About the Author:
Pedro E. Guerrero (1917–2012) spent his career of more than 60 years photographing the most illustrious American architects and artists of the 20th century, the most famous of whom was Frank Lloyd Wright. Following Wright’s death, Guerrero went on to document the groundbreaking modernist works of Marcel Breuer, Philip Johnson and Edward Durell Stone, as well as such legendary figures as Alexander Calder, Louise Nevelson, John Huston, Julia Child and Alexey Brodovich.
Martin Filler (foreword) is an American architecture critic who has been a contributor to The New York Review of Books since 1985. His writing on modern architecture has been published in more than 30 journals, magazines and newspapers in the U.S., Europe and Japan. He is the author of Makers of Modern Architecture: From Frank Lloyd Wright to Frank Gehry (2007) and Makers of Modern Architecture, Volume II: From Le Corbusier to Rem Koolhaas (2013).

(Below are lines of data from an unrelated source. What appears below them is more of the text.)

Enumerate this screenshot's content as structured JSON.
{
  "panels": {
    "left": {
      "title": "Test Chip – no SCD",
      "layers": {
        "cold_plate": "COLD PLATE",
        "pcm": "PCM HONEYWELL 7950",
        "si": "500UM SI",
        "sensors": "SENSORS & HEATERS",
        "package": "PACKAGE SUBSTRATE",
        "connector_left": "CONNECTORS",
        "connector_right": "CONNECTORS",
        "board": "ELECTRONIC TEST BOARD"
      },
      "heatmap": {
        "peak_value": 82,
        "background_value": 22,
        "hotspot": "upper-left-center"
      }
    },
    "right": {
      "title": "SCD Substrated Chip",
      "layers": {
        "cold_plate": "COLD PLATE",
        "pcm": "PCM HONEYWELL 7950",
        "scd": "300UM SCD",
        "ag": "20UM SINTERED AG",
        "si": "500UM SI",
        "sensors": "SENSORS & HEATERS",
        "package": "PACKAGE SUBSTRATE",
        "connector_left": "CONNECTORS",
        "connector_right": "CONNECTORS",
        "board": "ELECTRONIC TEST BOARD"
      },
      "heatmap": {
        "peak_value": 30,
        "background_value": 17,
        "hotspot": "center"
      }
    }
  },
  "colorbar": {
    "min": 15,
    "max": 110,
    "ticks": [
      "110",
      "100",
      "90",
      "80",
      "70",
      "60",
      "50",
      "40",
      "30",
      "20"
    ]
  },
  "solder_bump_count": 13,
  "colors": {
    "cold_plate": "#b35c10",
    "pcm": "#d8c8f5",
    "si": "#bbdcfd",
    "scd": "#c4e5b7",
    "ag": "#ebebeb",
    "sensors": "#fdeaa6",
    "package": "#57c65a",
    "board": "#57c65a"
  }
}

Dixie Legler Guerrero (afterword), who married Pedro Guerrero in 2008, was the founder and editor of the Frank Lloyd Wright Quarterly for the Frank Lloyd Wright Foundation. She is the author of several books, including Frank Lloyd Wright: The Western Work (1999) and Prairie Style: Houses and Gardens by Frank Lloyd Wright and the Prairie School (1999).
From Library Journal:
In 1939 Guerrero was hired by Frank Lloyd Wright to photograph himself and his work. This began a 20-year association during which Guerrero documented the evolution of Taliesin in Arizona from a camp into a renowned architectural community. Guerrero also captured Wright on film at Taliesin East in Wisconsin, at his suite in New York, and at work sites. Wright's apprentices are seen learning their trade and even growing their own food. Guerrero masterfully combines candid and posed duotones with perhaps the finest photographs ever taken of Wright's extraordinary structures. Some of the photos are the only ones documenting projects on completion, before the changes made by subsequent owners. Guerrero's candid and entertaining stories complete this important addition to the extensive body of work about the architect. Though not intended to rival William Allin Storrer's The Frank Lloyd Wright Companion (LJ 2/1/ 94), this is a more human, impressionistic volume. Recommended for most libraries.
Daniel J. Lombardo, Jones Lib., Amherst, Mass.